Aengus then stood up and, utensils in hand, and stepped out through the heavy oaken doors and into the freezing night air. His father watched quietly as Aengus walked outside, his Drow eyes gleaming in the near-darkenss. Aengus walked a short way, crunching across the frosted earth, and set down his equipment as before. A moment later, the chalice sung again. The half-Drow proceeded to walk down the hill in the dead of night, amongst the pointed houses of Augenbricht, pausing each minute to set up his experiment. Each time he did so the chalice gave off a soft note.

Soon Aengus had reached the town square. Crouching down next to the sundered statue of Lady Snowshoes, Aengus heard the chalice return a similar note. The alchemist looked around, staring intently into the night. Nothing moved. Not a sound was to be heard.
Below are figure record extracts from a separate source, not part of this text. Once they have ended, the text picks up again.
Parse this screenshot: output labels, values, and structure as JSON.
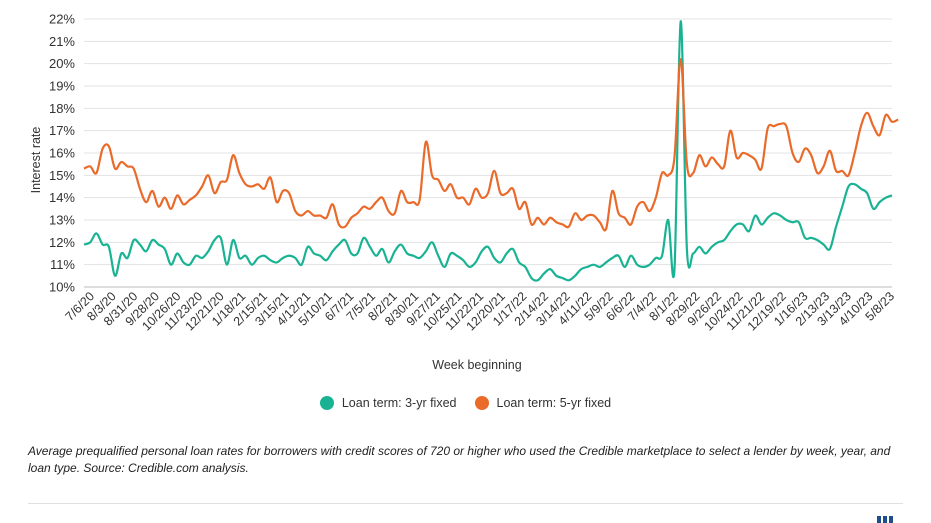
{
  "chart_data": {
    "type": "line",
    "title": "",
    "xlabel": "Week beginning",
    "ylabel": "Interest rate",
    "ylim": [
      10,
      22
    ],
    "yticks": [
      "10%",
      "11%",
      "12%",
      "13%",
      "14%",
      "15%",
      "16%",
      "17%",
      "18%",
      "19%",
      "20%",
      "21%",
      "22%"
    ],
    "grid": "horizontal",
    "legend_position": "bottom-center",
    "x_tick_labels": [
      "7/6/20",
      "8/3/20",
      "8/31/20",
      "9/28/20",
      "10/26/20",
      "11/23/20",
      "12/21/20",
      "1/18/21",
      "2/15/21",
      "3/15/21",
      "4/12/21",
      "5/10/21",
      "6/7/21",
      "7/5/21",
      "8/2/21",
      "8/30/21",
      "9/27/21",
      "10/25/21",
      "11/22/21",
      "12/20/21",
      "1/17/22",
      "2/14/22",
      "3/14/22",
      "4/11/22",
      "5/9/22",
      "6/6/22",
      "7/4/22",
      "8/1/22",
      "8/29/22",
      "9/26/22",
      "10/24/22",
      "11/21/22",
      "12/19/22",
      "1/16/23",
      "2/13/23",
      "3/13/23",
      "4/10/23",
      "5/8/23"
    ],
    "series": [
      {
        "name": "Loan term: 3-yr fixed",
        "color": "#19b394",
        "values": [
          11.9,
          12.0,
          12.4,
          11.9,
          11.8,
          10.5,
          11.5,
          11.3,
          12.1,
          11.9,
          11.6,
          12.1,
          11.9,
          11.7,
          11.0,
          11.5,
          11.1,
          11.0,
          11.4,
          11.3,
          11.6,
          12.1,
          12.2,
          11.0,
          12.1,
          11.3,
          11.4,
          11.0,
          11.3,
          11.4,
          11.2,
          11.1,
          11.3,
          11.4,
          11.3,
          11.0,
          11.8,
          11.5,
          11.4,
          11.2,
          11.6,
          11.9,
          12.1,
          11.5,
          11.5,
          12.2,
          11.8,
          11.4,
          11.7,
          11.1,
          11.6,
          11.9,
          11.5,
          11.4,
          11.3,
          11.6,
          12.0,
          11.4,
          10.9,
          11.5,
          11.4,
          11.2,
          10.9,
          11.1,
          11.6,
          11.8,
          11.3,
          11.1,
          11.5,
          11.7,
          11.1,
          10.9,
          10.4,
          10.3,
          10.6,
          10.8,
          10.5,
          10.4,
          10.3,
          10.5,
          10.8,
          10.9,
          11.0,
          10.9,
          11.1,
          11.3,
          11.4,
          10.9,
          11.4,
          11.0,
          10.9,
          11.0,
          11.3,
          11.4,
          13.0,
          10.8,
          21.9,
          11.7,
          11.5,
          11.8,
          11.5,
          11.8,
          12.0,
          12.1,
          12.5,
          12.8,
          12.8,
          12.5,
          13.2,
          12.8,
          13.1,
          13.3,
          13.2,
          13.0,
          12.9,
          12.9,
          12.2,
          12.2,
          12.1,
          11.9,
          11.7,
          12.7,
          13.6,
          14.5,
          14.6,
          14.4,
          14.2,
          13.5,
          13.8,
          14.0,
          14.1
        ]
      },
      {
        "name": "Loan term: 5-yr fixed",
        "color": "#ea6a2a",
        "values": [
          15.3,
          15.4,
          15.1,
          16.2,
          16.3,
          15.3,
          15.6,
          15.4,
          15.3,
          14.4,
          13.8,
          14.3,
          13.6,
          14.0,
          13.5,
          14.1,
          13.7,
          13.9,
          14.1,
          14.5,
          15.0,
          14.2,
          14.7,
          14.8,
          15.9,
          15.1,
          14.6,
          14.5,
          14.6,
          14.4,
          14.9,
          13.8,
          14.3,
          14.2,
          13.4,
          13.2,
          13.4,
          13.2,
          13.2,
          13.1,
          13.7,
          12.8,
          12.7,
          13.1,
          13.3,
          13.6,
          13.5,
          13.8,
          14.0,
          13.4,
          13.3,
          14.3,
          13.8,
          13.8,
          13.9,
          16.5,
          15.0,
          14.8,
          14.3,
          14.6,
          14.0,
          14.0,
          13.7,
          14.4,
          14.0,
          14.2,
          15.2,
          14.2,
          14.2,
          14.4,
          13.5,
          13.8,
          12.8,
          13.1,
          12.8,
          13.1,
          12.9,
          12.8,
          12.7,
          13.3,
          13.0,
          13.2,
          13.2,
          12.9,
          12.6,
          14.3,
          13.3,
          13.1,
          12.8,
          13.6,
          13.8,
          13.4,
          14.0,
          15.1,
          15.0,
          15.8,
          20.2,
          15.5,
          15.1,
          15.9,
          15.4,
          15.8,
          15.5,
          15.4,
          17.0,
          15.8,
          16.0,
          15.9,
          15.7,
          15.3,
          17.1,
          17.2,
          17.3,
          17.2,
          16.0,
          15.6,
          16.2,
          15.9,
          15.1,
          15.4,
          16.1,
          15.2,
          15.2,
          15.0,
          16.0,
          17.2,
          17.8,
          17.2,
          16.8,
          17.7,
          17.4,
          17.5
        ]
      }
    ]
  },
  "legend": {
    "items": [
      {
        "label": "Loan term: 3-yr fixed",
        "color": "#19b394"
      },
      {
        "label": "Loan term: 5-yr fixed",
        "color": "#ea6a2a"
      }
    ]
  },
  "caption": "Average prequalified personal loan rates for borrowers with credit scores of 720 or higher who used the Credible marketplace to select a lender by week, year, and loan type. Source: Credible.com analysis."
}
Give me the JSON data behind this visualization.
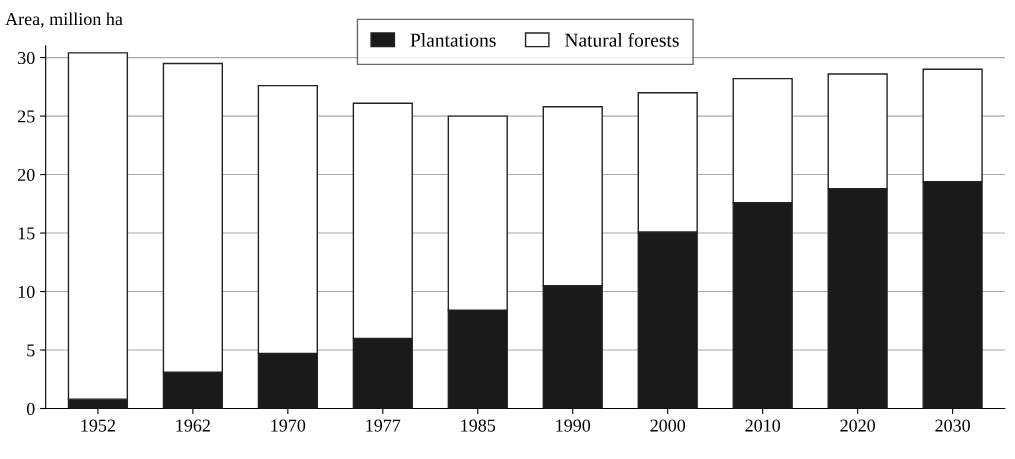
{
  "chart_data": {
    "type": "bar",
    "stacked": true,
    "ylabel": "Area, million ha",
    "categories": [
      "1952",
      "1962",
      "1970",
      "1977",
      "1985",
      "1990",
      "2000",
      "2010",
      "2020",
      "2030"
    ],
    "series": [
      {
        "name": "Plantations",
        "color": "#1a1a1a",
        "values": [
          0.8,
          3.1,
          4.7,
          6.0,
          8.4,
          10.5,
          15.1,
          17.6,
          18.8,
          19.4
        ]
      },
      {
        "name": "Natural forests",
        "color": "#ffffff",
        "values": [
          29.6,
          26.4,
          22.9,
          20.1,
          16.6,
          15.3,
          11.9,
          10.6,
          9.8,
          9.6
        ]
      }
    ],
    "ylim": [
      0,
      31
    ],
    "yticks": [
      0,
      5,
      10,
      15,
      20,
      25,
      30
    ],
    "grid": "y",
    "legend": "top"
  }
}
The Cycle of The Spear was as still and as silent as death itself, except that above, Aengus noticed a silent flurry of shooting stars in the glittering heavens. A few moments later the chalice sang again.

Half an hour later Aengus returned and closed the doors behind him. He shook off the frost from his robes and sat back down on the bench opposite his father, rubbing his hands together for warmth.

“May I cease striking the whistle now?” ventured the Drow quietly.

“My thanks for your assistance. I am certain that, if one were able to detect such a signal at all, it could be noticed from many miles away.”

“That’s disconcerting.” offered the swordsman, “And to think that you came here to help me with my quest. I find myself altogether intrigued, and I do not intrigue easily.”

Aengus thought for a moment. “I intend to stay till the end, father. You should know that.”

“Of course you do my boy, of course you do. After all, how often is one able to witness the end of the world?” replied the Drow, without a visible reaction on his delicate features.

“Once should do to begin with.” whispered Aengus. Dian-Cecht tilted his head in the direction of Aengus’ previous experiment.

Turning back to the phial in which he had left the toe, Aengus noticed immediately that the liquid had turned a pale lilac colour, which of course could indicate only one thing: luck magic, faint but present nonetheless. However, good luck or bad, his divinations could reveal nothing further.